The song was written by Kevin Patterson and Eddie Jordan shortly after they had formed Fiction Factory with Chic Medley. The lyric has been described by the band as "an anti-love song", while recognising that it has come to have a different meaning for different people.

The song was referenced in Ariel Pink's 2017 single "Feels Like Heaven".

== Background ==
Fiction Factory was formed in 1982 by vocalist Kevin Patterson, keyboardist Eddie Jordan and guitarist Chic Medley.

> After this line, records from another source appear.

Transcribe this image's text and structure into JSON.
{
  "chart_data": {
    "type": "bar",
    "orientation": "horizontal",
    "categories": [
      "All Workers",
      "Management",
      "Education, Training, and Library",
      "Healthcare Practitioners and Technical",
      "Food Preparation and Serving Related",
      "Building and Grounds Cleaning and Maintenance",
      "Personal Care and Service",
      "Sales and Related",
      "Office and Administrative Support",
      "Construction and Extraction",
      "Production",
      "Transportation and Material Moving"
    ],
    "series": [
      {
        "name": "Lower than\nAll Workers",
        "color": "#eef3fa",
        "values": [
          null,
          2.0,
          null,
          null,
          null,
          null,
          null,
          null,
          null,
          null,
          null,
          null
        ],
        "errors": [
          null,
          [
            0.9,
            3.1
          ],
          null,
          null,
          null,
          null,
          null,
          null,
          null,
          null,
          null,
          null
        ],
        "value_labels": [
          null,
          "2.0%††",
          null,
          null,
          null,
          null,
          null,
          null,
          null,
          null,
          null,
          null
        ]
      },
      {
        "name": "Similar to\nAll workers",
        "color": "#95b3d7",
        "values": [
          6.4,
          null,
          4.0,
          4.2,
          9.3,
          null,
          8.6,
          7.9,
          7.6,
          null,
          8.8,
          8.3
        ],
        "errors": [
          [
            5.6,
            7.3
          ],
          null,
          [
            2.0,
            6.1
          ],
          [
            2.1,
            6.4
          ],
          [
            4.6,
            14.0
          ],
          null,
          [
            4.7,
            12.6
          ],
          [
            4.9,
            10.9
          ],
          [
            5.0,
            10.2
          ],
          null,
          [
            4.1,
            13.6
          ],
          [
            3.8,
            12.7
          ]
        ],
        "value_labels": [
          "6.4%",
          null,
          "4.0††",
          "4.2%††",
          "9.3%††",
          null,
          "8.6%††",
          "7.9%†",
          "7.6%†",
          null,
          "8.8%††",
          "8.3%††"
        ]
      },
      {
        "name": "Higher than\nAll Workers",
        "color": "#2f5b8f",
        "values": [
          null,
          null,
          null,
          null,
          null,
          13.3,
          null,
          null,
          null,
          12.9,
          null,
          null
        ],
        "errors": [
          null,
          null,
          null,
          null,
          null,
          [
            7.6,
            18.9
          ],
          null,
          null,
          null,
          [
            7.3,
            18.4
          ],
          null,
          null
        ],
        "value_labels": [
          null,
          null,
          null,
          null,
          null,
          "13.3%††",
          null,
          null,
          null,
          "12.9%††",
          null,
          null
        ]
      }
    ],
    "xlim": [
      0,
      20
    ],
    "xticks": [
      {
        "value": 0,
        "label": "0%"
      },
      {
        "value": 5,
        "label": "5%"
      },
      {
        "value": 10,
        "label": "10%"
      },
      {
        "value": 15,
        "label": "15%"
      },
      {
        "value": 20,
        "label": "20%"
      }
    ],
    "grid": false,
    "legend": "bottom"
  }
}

The trio originally intended to write songs together for other artists rather than perform their own, but they received little record company interest until they formed a full band with the addition of bassist Graham McGreggor and drummer Mike Ogletree. "(Feels Like) Heaven" was written in 1982 and was one of the first songs that Jordan and Patterson wrote together. Speaking of the song, Patterson told Sounds in 1984, "I suppose to some it is milk pop and that was our intention – to write a commercial song that would get the companies interested. But it's not a very subtle song. It's not about loving somebody at all, it's about being loved by someone you absolutely despise."

== Critical reception ==
Upon its release, Ian Birch of Smash Hits wrote: "Imagine a smattering of H_{2}O, China Crisis and The Lotus Eaters with a clean-cut production. One to watch in '84." Tony Jasper of Music Week noted the song "has a fetching feel with a good blend of vocals and backing track". Frank Edmonds of the Bury Free Press gave the song an 8 out of 10 rating and described it as a "truly impressive and pleasing little number, with a relaxed, catchy melody". In the US, David Okamoto of The Tampa Tribune described it as "the song Spandau Ballet would kill for" and "one of the prettiest singles of the year".

== Track listing ==
7"
1. "(Feels Like) Heaven"
2. "Everyone but You"

12"
1. "(Feels Like) Heaven" (remix)
2. "Everyone but You"
3. "This Is"

==Charts==

| Chart (1984) | Peak position |
|---|---|
| Australia (Kent Music Report) | 51 |
| Austria (Ö3 Austria Top 40) | 20 |
| Belgium (Ultratop 50 Flanders) | 10 |
| Ireland (IRMA) | 4 |
| Netherlands (Dutch Top 40) | 12 |
| Netherlands (Single Top 100) | 16 |
| New Zealand (Recorded Music NZ) | 24 |
| Paraguayan Singles Chart | 1 |
| Sweden (Sverigetopplistan) | 14 |
| Switzerland (Schweizer Hitparade) | 2 |
| UK Singles (Official Charts) | 6 |
| West Germany (GfK) | 10 |

== Certifications ==

| Region | Certification | Certified units/sales |
| United Kingdom (BPI) | Silver | 200,000^{‡} |
^{‡} Sales+streaming figures based on certification alone.

== Dario G version ==
In 2003, the song was recorded by the English dance group Dario G, titled "Heaven Is Closer (Feels Like Heaven)". The single reached the UK top 40, peaking at number 39 on the UK Singles Chart. It also charted in several other countries across Europe. This version mainly uses the "heaven is closer" refrain at the end of the original song as its hook.